Another piece of animation by the guys who did “This Land.” This one’s even better.

Saturday, October 09, 2004

Posturing



Afghan women (one presumes) on line to vote.

It’s bad enough to see the word election applied to the event that just took place in Afghanistan, but to use the word democracy is to strip the word of 90% of its meaning, to turn it into a signifier without a signified (that’s my little homage to the late Jacques Derrida; don’t worry, I won’t do it again.)

First, democracy is a SYSTEM of government. But there won’t be elections for a legislative body for another 6 months. Even if you accept this election as legitimate, it was only for a single branch of government. There are no checks and balances, unless of course you count the fact that the only power he really has grows out of the barrel of an American gun.

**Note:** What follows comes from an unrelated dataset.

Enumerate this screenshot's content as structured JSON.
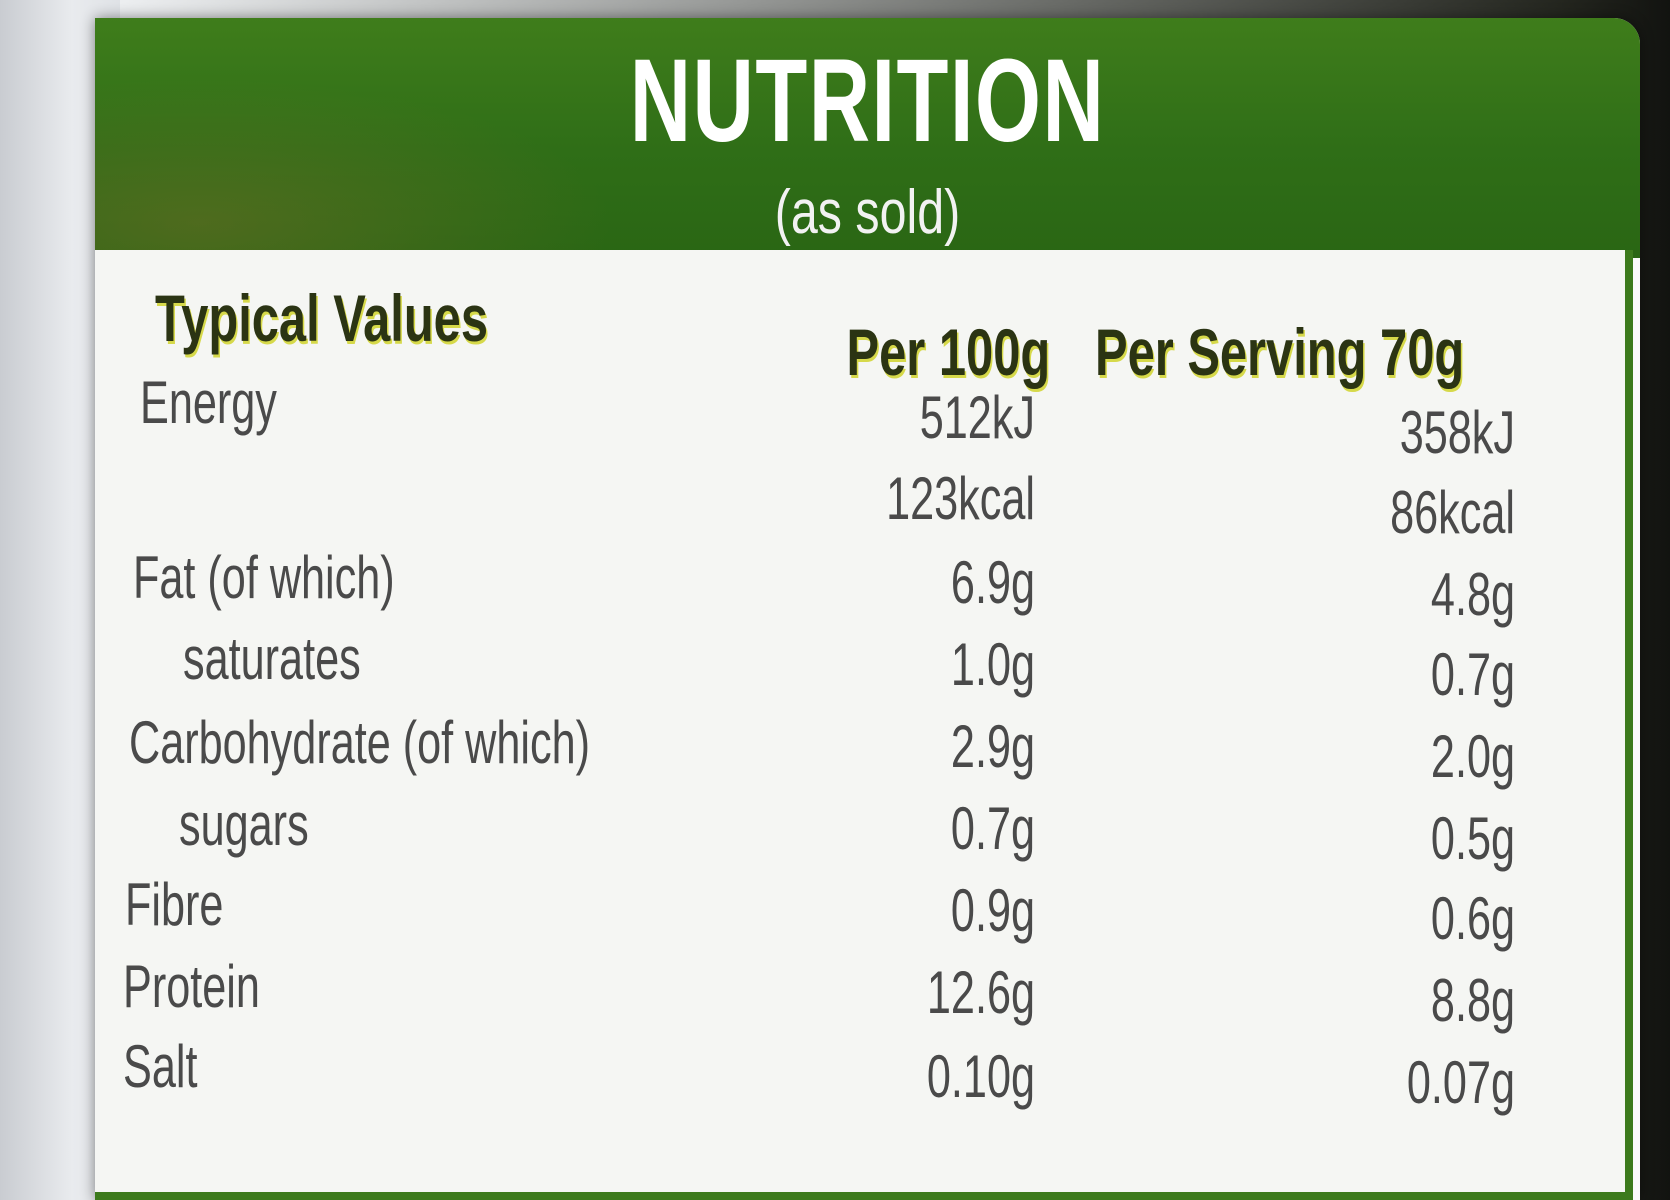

If he weren’t a puppet, he’d be an absolute dictator.

As for the elections, there seems to be an unspoken agreement in the media to pretend that the mere fact that a lot of people voted, without too many casualties, legitimizes the election, no matter how little the final vote count will correspond to the votes actually cast by the people who voted who were actually qualified to vote. We all know that more people registered than were eligible to register (one of my readers has pointed out that population figures for Afghanistan are just estimates, which is true but the over-registration was highly uneven geographically, with some regions reaching more than 140%). Given that, you’d think the failure today of the procedures that were supposed to prevent multiple voting would be considered serious, but when 15 candidates have the presumption to complain, the WaPo dismissively describes them as “posturing,” which is as childishly insulting as those “Sore Loserman” placards in 2000.

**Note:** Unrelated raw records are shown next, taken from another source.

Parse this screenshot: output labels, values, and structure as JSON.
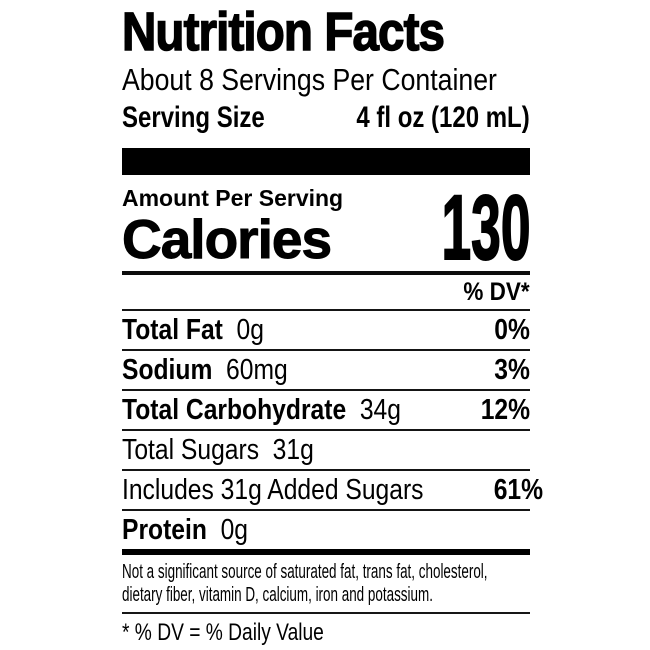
{
  "label": {
    "title": "Nutrition Facts",
    "servings_per_container": "About 8 Servings Per Container",
    "serving_size_label": "Serving Size",
    "serving_size_value": "4 fl oz (120 mL)",
    "amount_per_serving": "Amount Per Serving",
    "calories_label": "Calories",
    "calories_value": "130",
    "dv_header": "% DV*",
    "rows": [
      {
        "name": "Total Fat",
        "amount": "0g",
        "dv": "0%"
      },
      {
        "name": "Sodium",
        "amount": "60mg",
        "dv": "3%"
      },
      {
        "name": "Total Carbohydrate",
        "amount": "34g",
        "dv": "12%"
      },
      {
        "name": "Total Sugars",
        "amount": "31g",
        "dv": ""
      },
      {
        "name": "Includes 31g Added Sugars",
        "amount": "",
        "dv": "61%"
      },
      {
        "name": "Protein",
        "amount": "0g",
        "dv": ""
      }
    ],
    "footnote": "Not a significant source of saturated fat, trans fat, cholesterol, dietary fiber, vitamin D, calcium, iron and potassium.",
    "dv_note": "* % DV = % Daily Value",
    "colors": {
      "text": "#000000",
      "rule": "#151515",
      "background": "#ffffff"
    }
  }
}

And then there’s the absence of newspapers or national media of any kind, or any other form of political infrastructure, the fact that the country is occupied by a foreign power and too unsafe for the candidates to campaign (I doubt whether the majority of voters could have named more than 2 of the candidates), the attempts by the US ambassador to force candidates to quit, little stuff like that. This is not to denigrate the brave Afghans who went to the polls, some of them children, some of them repeatedly, some enthusiastic at the thought of rejecting warlordism and embracing democracy. But the majority of countries have elections, and the majority of those countries are not democracies.

Moving on alphabetically, I’d also like to reject the results of Australia’s elections. Just because I don’t like John Howard, a liar and racist douchebag.

In 1941 Americans were deeply affected by the diary of a little Dutch boy (Dirk van der Heide, My Sister and I), whose mother had been killed by German bombing during the invasion of Rotterdam and who had fled with his sister to safety in America. Turns out, the whole thing was manufactured by the British Secret Service to help convince the US to join the war.

I haven’t yet mentioned the warning issued, and then retracted, that Al Qaida intended to attack schools in Florida, Oregon, NJ and Michigan. All of which are swing states.

The story about Bush possibly having worn an earpiece in the 1st debate, which was originally just one of those “rumors on the Internets,” has now received play in the WaPo, NYT & Independent. This may not contribute anything, but in Marlon Brando’s last film, the not-very-good “The Score,” Brando refused to memorize lines, which were fed to him through an earpiece.